Une semaine après les problèmes de revêtement qui ont perturbé la fin du Grand Prix de Monaco, l’enquête avance… mais pas forcément dans la bonne direction.

Alors que la Direction de l’Aménagement Urbain (DAU) semblait être la principale responsable du bitume qui s’est désagrégé plus vite qu’une promesse de campagne, celle-ci affirme aujourd’hui que le véritable problème serait venu… des bus de la CAM.

Selon plusieurs sources, la compagnie aurait insisté pour faire circuler plusieurs véhicules sur une portion de chaussée fraîchement resurfacée. Une hypothèse immédiatement rejetée par la CAM.

Une théorie qui prend le vent

« Nos bus sont conçus pour transporter des passagers, pas pour déplacer des plaques tectoniques », explique un porte-parole, avant de présenter sa propre théorie : les Parcs et Jardins.

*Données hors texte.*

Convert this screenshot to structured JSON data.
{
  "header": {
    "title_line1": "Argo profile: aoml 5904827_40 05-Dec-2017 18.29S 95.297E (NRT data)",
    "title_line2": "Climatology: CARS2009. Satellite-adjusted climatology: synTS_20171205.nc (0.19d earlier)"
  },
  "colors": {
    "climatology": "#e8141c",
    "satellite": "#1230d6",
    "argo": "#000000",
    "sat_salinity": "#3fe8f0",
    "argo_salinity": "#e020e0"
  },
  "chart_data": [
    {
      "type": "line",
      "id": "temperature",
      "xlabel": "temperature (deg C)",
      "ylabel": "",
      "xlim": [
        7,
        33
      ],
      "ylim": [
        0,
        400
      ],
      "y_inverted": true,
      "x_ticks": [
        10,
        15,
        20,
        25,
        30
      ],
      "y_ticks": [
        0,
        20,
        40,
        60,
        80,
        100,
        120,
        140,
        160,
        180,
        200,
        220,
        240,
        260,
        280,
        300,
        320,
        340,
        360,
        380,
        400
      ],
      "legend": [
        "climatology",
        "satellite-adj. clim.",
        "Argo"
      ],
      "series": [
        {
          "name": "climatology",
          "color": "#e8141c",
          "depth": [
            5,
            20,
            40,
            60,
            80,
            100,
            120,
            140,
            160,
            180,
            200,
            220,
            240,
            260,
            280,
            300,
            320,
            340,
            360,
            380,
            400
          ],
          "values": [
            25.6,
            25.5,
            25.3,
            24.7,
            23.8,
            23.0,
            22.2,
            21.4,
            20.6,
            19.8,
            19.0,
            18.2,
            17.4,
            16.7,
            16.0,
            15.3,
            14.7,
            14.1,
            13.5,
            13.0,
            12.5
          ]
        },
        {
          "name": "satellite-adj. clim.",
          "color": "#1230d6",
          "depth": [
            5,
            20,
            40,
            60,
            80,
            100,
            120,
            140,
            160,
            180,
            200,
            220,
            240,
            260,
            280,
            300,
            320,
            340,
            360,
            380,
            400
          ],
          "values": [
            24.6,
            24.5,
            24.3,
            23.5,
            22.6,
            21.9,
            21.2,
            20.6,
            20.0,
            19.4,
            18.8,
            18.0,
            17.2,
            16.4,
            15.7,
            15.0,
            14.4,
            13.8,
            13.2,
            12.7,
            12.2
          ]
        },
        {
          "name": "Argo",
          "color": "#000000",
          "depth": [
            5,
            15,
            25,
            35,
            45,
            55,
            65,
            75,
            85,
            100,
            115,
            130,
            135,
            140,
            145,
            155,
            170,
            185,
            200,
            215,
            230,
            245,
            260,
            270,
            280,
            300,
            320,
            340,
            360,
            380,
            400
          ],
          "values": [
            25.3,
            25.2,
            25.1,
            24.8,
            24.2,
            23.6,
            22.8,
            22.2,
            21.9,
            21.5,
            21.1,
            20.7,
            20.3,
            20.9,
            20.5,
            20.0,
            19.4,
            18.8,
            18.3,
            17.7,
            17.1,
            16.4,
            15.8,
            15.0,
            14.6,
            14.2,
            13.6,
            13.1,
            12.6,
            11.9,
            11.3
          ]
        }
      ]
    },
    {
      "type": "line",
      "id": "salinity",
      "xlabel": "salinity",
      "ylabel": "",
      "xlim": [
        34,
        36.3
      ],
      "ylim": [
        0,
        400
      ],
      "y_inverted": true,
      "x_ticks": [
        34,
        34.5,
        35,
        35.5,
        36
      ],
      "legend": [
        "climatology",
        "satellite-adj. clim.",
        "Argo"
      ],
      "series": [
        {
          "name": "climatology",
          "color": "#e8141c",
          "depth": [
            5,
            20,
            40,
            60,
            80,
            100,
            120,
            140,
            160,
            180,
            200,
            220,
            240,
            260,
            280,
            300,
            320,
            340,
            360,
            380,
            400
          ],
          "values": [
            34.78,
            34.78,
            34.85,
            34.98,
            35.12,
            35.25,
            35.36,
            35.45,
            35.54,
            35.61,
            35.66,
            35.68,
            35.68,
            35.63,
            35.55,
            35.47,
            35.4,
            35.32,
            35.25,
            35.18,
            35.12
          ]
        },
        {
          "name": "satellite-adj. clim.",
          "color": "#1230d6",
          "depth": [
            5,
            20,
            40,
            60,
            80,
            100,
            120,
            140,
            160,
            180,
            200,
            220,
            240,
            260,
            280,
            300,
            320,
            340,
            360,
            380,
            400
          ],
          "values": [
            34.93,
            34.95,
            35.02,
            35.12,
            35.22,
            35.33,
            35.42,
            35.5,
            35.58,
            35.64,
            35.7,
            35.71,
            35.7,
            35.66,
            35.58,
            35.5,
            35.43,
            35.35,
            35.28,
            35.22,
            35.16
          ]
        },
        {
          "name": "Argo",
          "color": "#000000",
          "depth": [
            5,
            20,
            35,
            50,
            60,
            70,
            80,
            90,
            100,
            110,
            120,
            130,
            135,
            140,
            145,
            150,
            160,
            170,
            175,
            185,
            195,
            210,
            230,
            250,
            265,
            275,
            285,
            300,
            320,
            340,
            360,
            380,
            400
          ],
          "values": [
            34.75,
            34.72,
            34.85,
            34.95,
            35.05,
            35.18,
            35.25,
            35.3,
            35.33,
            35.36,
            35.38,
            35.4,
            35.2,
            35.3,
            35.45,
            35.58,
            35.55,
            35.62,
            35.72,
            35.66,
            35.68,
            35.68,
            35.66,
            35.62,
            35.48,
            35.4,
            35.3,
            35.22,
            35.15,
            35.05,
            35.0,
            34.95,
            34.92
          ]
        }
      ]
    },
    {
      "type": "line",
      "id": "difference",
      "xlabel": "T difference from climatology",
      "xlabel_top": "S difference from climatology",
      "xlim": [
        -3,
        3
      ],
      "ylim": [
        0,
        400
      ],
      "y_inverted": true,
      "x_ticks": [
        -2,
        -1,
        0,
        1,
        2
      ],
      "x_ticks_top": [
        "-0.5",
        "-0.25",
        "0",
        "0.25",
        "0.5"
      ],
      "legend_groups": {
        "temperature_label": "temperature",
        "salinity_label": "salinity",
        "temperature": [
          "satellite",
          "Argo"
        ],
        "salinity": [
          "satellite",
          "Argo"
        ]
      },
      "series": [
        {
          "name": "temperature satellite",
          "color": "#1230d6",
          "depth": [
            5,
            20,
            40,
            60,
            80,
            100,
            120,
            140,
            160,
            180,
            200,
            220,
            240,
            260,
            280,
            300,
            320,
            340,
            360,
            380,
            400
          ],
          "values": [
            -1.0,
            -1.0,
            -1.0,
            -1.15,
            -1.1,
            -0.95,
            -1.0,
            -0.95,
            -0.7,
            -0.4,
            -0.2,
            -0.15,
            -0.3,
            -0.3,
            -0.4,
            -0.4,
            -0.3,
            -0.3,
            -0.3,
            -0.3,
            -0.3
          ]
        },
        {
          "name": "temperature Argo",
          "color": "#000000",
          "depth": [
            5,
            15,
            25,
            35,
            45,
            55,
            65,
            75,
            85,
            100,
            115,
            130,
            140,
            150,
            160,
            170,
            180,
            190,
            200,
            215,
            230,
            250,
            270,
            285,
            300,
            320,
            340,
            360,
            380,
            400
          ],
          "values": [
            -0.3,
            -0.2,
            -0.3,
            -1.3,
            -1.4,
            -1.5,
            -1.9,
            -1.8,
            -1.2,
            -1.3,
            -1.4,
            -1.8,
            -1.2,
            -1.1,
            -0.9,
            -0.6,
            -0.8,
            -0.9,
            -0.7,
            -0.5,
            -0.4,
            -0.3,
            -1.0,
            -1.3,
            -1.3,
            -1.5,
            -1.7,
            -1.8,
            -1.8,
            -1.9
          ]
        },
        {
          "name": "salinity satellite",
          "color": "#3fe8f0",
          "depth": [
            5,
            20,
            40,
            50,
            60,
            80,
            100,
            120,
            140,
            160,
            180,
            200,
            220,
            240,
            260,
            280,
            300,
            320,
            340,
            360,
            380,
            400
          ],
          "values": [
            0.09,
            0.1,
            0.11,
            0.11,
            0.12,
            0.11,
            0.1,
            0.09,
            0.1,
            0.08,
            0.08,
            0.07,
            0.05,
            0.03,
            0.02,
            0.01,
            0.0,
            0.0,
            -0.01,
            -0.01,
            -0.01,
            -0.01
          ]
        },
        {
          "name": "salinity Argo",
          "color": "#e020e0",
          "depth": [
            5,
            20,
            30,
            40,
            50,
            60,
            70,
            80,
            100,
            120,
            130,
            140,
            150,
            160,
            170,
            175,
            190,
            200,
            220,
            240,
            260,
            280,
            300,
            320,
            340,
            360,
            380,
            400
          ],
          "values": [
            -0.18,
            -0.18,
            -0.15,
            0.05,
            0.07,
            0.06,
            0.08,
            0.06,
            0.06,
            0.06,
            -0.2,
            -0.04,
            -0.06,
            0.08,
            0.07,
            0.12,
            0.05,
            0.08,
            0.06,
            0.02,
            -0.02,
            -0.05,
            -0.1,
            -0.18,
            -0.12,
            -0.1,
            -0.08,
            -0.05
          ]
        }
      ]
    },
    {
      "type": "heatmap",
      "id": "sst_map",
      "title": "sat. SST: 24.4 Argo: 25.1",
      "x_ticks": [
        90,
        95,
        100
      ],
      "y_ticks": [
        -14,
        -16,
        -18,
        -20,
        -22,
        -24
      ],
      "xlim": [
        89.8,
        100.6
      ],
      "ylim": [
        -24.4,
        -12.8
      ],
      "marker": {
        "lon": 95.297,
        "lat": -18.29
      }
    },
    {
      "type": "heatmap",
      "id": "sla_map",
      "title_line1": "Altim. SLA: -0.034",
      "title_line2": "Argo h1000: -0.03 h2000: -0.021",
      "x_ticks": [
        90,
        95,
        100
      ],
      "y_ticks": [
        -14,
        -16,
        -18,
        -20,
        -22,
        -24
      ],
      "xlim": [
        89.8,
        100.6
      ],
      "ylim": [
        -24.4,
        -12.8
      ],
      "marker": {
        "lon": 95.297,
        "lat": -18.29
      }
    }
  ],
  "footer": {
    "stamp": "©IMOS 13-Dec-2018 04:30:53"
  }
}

Le talus situé à proximité du virage aurait, selon eux, modifié les flux d’air en créant une zone de sécheresse localisée. Un phénomène baptisé « effet ficus Venturi » par absolument personne.

Du côté des Parcs et Jardins, on assure que les arbustes sont entretenus conformément aux normes horticoles en vigueur et qu’aucun d’entre eux n’a suivi de formation en aérodynamique.

Une commission pour démêler… les branches

L’entreprise chargée du resurfaçage campe également sur ses positions. « Tout a été réalisé dans les règles de l’art », affirme son directeur, précisant que le bitume a même reçu « deux coups de rouleau supplémentaires, par amour du travail bien fait ».

Face à cette succession d’explications, le gouvernement aurait décidé de créer une commission d’enquête composée d’ingénieurs, de météorologues, d’un jardinier municipal et, par mesure d’équilibre, d’un pilote de karting de huit ans.

Les premières auditions devraient permettre de déterminer si le responsable est un autobus, un cyprès, une rafale de vent… ou, hypothèse de moins en moins privilégiée, un simple problème d’asphalte.